New York Times writer Alessandra Stanley’s unfortunate, tone-deaf appraisal of Shonda Rhimes as someone who has remade the “Angry Black Woman” type immediately became its own type of battle over synecdoches. The fact that Stanley chose to invoke this type while also calling Viola Davis something other than “classically beautiful” set up a no-win situation for Stanley – she clearly misread her synecdoches. Part of the problem was that Rhimes’ shows, like Grey’s Anatomy, Scandal, and How To Get Away With Murder, don’t seem to primarily symbolize anger or beauty (unlike, say, half of reality TV). Because Stanley seemed to invoke wrong or at least misleading synecdoches, it was easy to characterize her as sexist and racist, and people mostly did. She probably had a good point or two rolling around in her essay, but instead, she served as further evidence of getting your synecdoches right.

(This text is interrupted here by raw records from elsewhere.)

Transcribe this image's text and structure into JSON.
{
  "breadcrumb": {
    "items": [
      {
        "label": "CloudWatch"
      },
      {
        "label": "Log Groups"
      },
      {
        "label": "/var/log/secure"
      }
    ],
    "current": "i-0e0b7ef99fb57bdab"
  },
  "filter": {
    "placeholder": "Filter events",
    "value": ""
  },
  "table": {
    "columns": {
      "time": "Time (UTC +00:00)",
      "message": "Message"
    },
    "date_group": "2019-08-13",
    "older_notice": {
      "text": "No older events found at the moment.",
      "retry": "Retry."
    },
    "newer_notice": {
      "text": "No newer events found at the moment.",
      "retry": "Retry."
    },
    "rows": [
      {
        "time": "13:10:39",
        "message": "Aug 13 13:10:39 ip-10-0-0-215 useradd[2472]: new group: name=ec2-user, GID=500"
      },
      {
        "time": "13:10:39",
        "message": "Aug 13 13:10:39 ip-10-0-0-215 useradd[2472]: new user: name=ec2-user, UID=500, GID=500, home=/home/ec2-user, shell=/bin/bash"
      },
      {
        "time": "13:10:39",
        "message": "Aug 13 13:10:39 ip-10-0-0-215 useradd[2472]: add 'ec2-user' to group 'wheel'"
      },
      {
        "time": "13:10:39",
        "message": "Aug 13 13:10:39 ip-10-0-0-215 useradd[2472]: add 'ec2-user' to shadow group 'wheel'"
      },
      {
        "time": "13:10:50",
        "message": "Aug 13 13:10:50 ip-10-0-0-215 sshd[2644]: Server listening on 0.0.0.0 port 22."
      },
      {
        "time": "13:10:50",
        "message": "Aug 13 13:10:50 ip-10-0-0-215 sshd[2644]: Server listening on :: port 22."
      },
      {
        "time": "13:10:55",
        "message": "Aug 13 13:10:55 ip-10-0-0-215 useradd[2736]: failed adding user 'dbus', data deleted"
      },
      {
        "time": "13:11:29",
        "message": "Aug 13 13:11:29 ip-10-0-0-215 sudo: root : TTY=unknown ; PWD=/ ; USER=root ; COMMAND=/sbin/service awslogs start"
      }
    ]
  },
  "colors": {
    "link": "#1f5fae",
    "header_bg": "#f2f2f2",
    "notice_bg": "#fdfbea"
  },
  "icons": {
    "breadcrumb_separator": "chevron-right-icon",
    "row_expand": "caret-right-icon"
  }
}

Even the reaction to Renee Zellweger’s apparent facial reconstruction quickly devolved into a battle over synecdoches. Did Zellweger symbolize a) every woman’s right to look however she wants without backbiting from people who don’t know her or b) the tragic pressure that women feel to appear younger than they are? People weren’t just leaving it at “both”; tweets flew fast and furious in support of either position. Celebrities are caught in a bit of a synecdoche trap, owing to their nature as both like us and unlike us: does it inherently victimize a celebrity to identify them as part of a wider problem? (For example, if I had said ten years ago that Jodie Foster hurts the cause of gay civil rights by not coming out?) Last week, the New York Times ran a “Room For Debate” that was very, very careful to support nuance; one wished that such a Room for Debate had run around the time of Heidi Montag’s ten surgeries.

The most important thing about synecdoche battles is that they don’t really end. After people get tired of calling each other sexist, women (and men) have to get on with their lives, and the symbolic value of these incidents…evolves. We all decide, as a culture, what wisdom we take from scuffles like the ones of the last two months. (As we did with, say, the UCSB massacre and #yesallwomen.) To some, they demonstrate how far women have come; for others, how far women still have to go. As with Zellweger, tweeting “both” isn’t going to do it; like the Times, we have to come up with more sophisticated rooms for ongoing debate.